Umgeben von Bergen, die noch immer die Narben des verheerenden Erdbebens von 2005 tragen, steht Muzaffarabad sowohl als Mahnmal für eine Tragödie als auch als Symbol der Widerstandsfähigkeit. Von der Chak-Dynastie über das Mogulreich, von den Sikhs bis zu den Dogras – viele Herrscher zogen durch dieses Land. Heute dient die Stadt als Hauptstadt von Azad Jammu und Kaschmir, das von Pakistan verwaltet, jedoch als autonome Region anerkannt wird.
Für Ausländer sind die Einheimischen besonders herzlich und neugierig. Muzaffarabad wird oft als „Tor zu Kaschmir“ bezeichnet, da es Reisende mit atemberaubenden Tälern wie Neelum und Leepa verbindet. Menschen aus ganz Pakistan besuchen die Stadt in den Sommermonaten, was sie zu einem aktiven Ausgangspunkt für Reisen tiefer nach Kaschmir macht.
Dieser ausführliche Reisebericht führt Sie durch die Geschichte, Geografie, wichtigsten Sehenswürdigkeiten, das kulturelle Erbe, die Küche und Reisetipps von Muzaffarabad.
Geografie, Geschichte und Lage
Muzaffarabad grenzt im Westen an Khyber Pakhtunkhwa, im Osten an die Distrikte Baramulla und Kupwara (indisch kontrolliertes Kaschmir) und im Norden an den Neelum-Distrikt.
Die Stadt wurde 1646 von Sultan Muzaffar Khan aus der Chak-Dynastie gegründet, der zu dieser Zeit auch über Kaschmir herrschte. Eine seiner bedeutendsten Errungenschaften war die Fertigstellung des berühmten Roten Forts, das noch heute steht, wenn auch teilweise durch das Erdbeben von 2005 beschädigt.
Die Stadt erlebte viele Epochen.
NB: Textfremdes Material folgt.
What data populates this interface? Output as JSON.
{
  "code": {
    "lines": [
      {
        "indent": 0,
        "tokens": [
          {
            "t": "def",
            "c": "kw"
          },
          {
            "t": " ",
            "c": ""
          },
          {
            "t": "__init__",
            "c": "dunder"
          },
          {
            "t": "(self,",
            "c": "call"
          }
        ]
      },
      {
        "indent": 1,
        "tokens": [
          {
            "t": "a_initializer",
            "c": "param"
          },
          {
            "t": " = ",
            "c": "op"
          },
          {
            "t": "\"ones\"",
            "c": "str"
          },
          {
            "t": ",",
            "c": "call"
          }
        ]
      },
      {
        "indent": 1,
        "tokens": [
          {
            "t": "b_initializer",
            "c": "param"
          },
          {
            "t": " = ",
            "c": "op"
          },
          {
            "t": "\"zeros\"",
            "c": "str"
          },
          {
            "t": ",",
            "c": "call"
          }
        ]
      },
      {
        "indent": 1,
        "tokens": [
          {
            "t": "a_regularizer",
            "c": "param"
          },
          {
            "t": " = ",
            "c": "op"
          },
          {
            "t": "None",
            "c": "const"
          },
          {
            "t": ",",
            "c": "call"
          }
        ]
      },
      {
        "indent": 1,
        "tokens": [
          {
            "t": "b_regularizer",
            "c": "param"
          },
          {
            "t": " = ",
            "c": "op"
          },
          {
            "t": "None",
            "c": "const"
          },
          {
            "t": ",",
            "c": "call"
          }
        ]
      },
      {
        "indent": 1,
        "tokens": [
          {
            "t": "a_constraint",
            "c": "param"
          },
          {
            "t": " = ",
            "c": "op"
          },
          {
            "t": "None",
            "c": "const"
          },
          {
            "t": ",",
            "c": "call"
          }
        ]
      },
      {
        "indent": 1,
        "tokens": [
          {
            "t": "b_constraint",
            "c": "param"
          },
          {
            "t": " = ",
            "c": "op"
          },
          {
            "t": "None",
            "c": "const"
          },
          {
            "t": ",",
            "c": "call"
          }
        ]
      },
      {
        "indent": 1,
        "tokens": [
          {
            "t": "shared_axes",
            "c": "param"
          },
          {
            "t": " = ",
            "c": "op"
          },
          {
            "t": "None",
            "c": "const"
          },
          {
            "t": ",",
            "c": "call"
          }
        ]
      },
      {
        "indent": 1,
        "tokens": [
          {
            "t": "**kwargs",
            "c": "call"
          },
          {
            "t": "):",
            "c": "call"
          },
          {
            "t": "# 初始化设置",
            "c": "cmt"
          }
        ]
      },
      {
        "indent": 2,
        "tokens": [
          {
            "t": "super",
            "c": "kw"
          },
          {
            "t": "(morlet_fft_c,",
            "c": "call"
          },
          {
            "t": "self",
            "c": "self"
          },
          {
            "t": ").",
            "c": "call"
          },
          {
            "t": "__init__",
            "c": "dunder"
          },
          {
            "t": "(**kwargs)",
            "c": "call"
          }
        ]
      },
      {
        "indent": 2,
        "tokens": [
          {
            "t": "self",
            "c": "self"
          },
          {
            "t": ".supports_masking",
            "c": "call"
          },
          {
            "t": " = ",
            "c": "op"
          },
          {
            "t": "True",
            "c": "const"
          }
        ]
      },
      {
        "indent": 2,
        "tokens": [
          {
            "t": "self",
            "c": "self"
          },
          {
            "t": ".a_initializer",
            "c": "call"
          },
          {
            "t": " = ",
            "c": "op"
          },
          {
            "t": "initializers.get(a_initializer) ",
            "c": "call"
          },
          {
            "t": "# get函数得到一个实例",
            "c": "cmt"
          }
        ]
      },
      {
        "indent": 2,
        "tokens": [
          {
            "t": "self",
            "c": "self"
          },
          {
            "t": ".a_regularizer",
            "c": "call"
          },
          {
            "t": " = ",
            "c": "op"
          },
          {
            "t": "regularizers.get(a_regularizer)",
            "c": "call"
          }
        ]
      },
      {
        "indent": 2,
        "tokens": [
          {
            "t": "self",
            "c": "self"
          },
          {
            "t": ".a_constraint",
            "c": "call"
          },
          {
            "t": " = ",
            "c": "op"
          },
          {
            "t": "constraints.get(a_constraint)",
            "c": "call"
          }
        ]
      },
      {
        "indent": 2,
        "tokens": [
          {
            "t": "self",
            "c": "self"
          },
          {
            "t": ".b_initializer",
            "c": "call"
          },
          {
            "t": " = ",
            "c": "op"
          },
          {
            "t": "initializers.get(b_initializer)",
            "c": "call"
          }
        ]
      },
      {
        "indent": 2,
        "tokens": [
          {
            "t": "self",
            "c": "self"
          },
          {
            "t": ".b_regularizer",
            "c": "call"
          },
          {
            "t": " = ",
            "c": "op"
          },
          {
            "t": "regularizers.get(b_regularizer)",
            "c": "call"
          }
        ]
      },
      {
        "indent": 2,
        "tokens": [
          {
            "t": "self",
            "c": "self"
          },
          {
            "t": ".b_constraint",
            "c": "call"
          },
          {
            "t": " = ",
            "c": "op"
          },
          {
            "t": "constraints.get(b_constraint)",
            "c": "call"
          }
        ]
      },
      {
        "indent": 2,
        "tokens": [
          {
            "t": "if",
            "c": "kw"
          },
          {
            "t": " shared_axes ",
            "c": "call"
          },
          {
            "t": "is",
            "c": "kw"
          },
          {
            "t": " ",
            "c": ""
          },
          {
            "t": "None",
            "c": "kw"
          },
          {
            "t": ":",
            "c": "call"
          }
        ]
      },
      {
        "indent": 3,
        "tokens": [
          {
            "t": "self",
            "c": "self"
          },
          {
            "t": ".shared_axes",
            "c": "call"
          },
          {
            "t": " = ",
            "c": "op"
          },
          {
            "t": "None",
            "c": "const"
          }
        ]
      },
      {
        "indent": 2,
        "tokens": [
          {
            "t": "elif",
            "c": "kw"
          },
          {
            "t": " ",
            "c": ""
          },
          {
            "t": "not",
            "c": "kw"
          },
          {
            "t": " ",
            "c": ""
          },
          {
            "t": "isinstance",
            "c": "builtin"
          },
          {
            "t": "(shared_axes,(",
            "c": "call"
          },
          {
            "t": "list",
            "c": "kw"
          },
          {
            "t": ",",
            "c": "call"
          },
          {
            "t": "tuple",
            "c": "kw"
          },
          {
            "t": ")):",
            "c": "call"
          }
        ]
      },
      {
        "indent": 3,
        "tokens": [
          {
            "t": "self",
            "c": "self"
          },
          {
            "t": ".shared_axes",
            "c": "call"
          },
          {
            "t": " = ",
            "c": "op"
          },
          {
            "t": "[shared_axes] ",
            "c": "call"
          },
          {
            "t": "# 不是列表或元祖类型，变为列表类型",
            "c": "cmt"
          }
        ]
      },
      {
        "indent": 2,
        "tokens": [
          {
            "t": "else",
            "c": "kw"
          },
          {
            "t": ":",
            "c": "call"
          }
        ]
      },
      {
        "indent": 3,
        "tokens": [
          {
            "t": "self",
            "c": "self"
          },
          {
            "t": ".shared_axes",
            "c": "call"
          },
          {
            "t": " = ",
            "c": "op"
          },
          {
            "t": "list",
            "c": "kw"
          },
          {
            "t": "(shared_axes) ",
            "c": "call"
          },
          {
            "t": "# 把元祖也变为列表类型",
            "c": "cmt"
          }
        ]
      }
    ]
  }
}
Im 17. Jahrhundert kämpften lokale muslimische Herrscher aus den Raja-Stämmen gegen die Sikhs und Moguln und konnten eine gewisse Autonomie bewahren. Später übernahmen Afghanen, Sikhs und Dogras die Kontrolle, bis die Stadt 1947 schließlich unter pakistanische Verwaltung fiel, nachdem Stammesmilizen und lokale Rebellen die Dogra-Herrschaft beendet hatten.
Inhaltsverzeichnis
Das Rote Fort
Das Rote Fort, auch Chak Fort genannt, ist die bekannteste historische Stätte von Muzaffarabad. Der Bau begann 1559 unter den Chak-Herrschern als Verteidigungsanlage, die das Fateh Garh Fort im Dub Gali Pass ergänzte. Trotz dieser Befestigungen annektierten die Moguln 1587 Kaschmir.
Als Kaiser Akbar auf dem Rückweg nach Delhi durch Muzaffarabad reiste, verweilte er eine Woche in der Stadt. Für zukünftige Besuche wurde auch eine königliche Residenz errichtet. Später verlor das Fort an strategischer Bedeutung, bis Sultan Muzaffar Khan es 1646 reparierte und erweiterte und als Militärbasis nutzte.

Im 19. Jahrhundert erweiterte Maharaja Gulab Singh aus der Dogra-Dynastie das Fort weiter, und sein Nachfolger Maharaja Ranbir Singh vollendete die Arbeiten. Bis 1926 wurde es militärisch genutzt, danach jedoch aufgegeben. Durch das Erdbeben von 2005 wurden große Teile zerstört und viele Relikte gingen verloren.
Heute laufen mit Unterstützung der Walled City of Lahore Authority Restaurierungsarbeiten. Ein Spaziergang durch die Ruinen vermittelt noch immer das Gewicht der Geschichte.

Tempel von Muzaffarabad
Obwohl die Stadt heute mehrheitlich muslimisch geprägt ist, lebten einst auch Hindus in Muzaffarabad. Einige alte Tempel sind noch erhalten, befinden sich jedoch in schlechtem Zustand. Mit der Zeit und durch Vernachlässigung sind sie fast zu Ruinen verfallen. Trotz ihres kulturellen und historischen Wertes wurden kaum Erhaltungsmaßnahmen ergriffen.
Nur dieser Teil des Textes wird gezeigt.